Recently, the venture partnered with the Alberta government to launch an alternative relationship plan (ARP) program, allowing them to offer virtual care on a publicly funded basis to all Albertans.
“Our goal is to grow this ARP with a focus on rural and remote communities and helping patients who are unattached … who don’t have a family physician or reliable means of care,” said Prada, calling the ARP a critical first step. “The technology will allow us to enhance access in those communities and not only bring access to physicians, but make sure that we’re looping in culturally appropriate care.”
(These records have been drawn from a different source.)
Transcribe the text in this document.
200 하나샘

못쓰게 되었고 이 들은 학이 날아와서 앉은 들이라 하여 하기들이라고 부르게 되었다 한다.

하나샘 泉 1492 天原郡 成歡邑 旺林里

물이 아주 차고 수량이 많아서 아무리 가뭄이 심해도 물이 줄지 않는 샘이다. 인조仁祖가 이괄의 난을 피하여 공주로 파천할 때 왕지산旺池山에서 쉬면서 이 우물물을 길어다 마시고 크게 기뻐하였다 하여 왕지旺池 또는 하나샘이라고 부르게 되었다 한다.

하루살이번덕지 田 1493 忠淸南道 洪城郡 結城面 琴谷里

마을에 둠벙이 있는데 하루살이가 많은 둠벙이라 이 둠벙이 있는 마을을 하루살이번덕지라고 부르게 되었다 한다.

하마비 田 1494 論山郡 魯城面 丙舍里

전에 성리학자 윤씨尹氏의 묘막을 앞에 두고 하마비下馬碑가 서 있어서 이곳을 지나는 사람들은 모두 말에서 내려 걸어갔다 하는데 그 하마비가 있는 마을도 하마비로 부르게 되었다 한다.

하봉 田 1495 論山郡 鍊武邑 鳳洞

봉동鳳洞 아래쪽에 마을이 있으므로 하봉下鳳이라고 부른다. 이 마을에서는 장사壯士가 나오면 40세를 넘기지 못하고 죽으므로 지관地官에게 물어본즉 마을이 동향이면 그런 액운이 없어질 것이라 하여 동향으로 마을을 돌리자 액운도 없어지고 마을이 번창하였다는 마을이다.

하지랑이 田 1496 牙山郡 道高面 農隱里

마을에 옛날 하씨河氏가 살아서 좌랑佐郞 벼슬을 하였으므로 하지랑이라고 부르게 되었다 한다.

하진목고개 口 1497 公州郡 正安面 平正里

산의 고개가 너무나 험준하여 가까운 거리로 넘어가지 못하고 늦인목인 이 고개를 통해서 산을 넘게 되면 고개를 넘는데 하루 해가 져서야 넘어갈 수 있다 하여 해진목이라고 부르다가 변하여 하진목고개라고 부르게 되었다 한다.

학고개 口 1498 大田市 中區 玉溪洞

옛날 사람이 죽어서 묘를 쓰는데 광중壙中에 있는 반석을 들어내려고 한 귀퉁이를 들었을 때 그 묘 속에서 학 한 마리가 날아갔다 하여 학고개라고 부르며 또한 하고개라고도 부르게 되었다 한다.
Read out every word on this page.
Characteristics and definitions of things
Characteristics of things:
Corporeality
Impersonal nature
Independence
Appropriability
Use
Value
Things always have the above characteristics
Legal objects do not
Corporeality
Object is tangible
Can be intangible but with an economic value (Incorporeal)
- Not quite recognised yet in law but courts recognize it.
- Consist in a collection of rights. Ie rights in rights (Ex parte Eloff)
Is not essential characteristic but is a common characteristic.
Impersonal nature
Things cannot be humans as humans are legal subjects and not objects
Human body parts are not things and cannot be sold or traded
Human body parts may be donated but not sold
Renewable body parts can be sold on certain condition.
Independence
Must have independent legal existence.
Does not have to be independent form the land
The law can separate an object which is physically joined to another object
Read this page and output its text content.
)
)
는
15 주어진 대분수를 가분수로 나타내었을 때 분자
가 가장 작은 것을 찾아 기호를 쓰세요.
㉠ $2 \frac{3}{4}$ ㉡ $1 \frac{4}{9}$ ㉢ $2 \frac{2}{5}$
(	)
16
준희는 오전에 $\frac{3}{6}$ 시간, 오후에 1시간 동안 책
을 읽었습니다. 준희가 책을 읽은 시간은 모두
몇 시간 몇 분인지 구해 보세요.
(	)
In her former role as health director, Kitto witnessed healthcare inequity firsthand. Doctor services were only provided a few days per week in her community and when specialty services were required, people had to travel six hours or more.
“I believe that an individual should have a choice of who they wish to see, when they wish to see them and where, and virtual care enables that,” said Kitto, noting that Maple Maskawâhtik will offer specialized cultural healing as well. At the same time, she recognizes that the inequity issue is not only affecting Indigenous peoples but all people living in rural and remote Canadian communities.
“Maple Maskawâhtik is a true form of collaboration and continuity of care,” she added. “It is Indigenous owned and led, so we understand the culturally appropriate care model, but we also don’t want to limit it to one demographic of people.”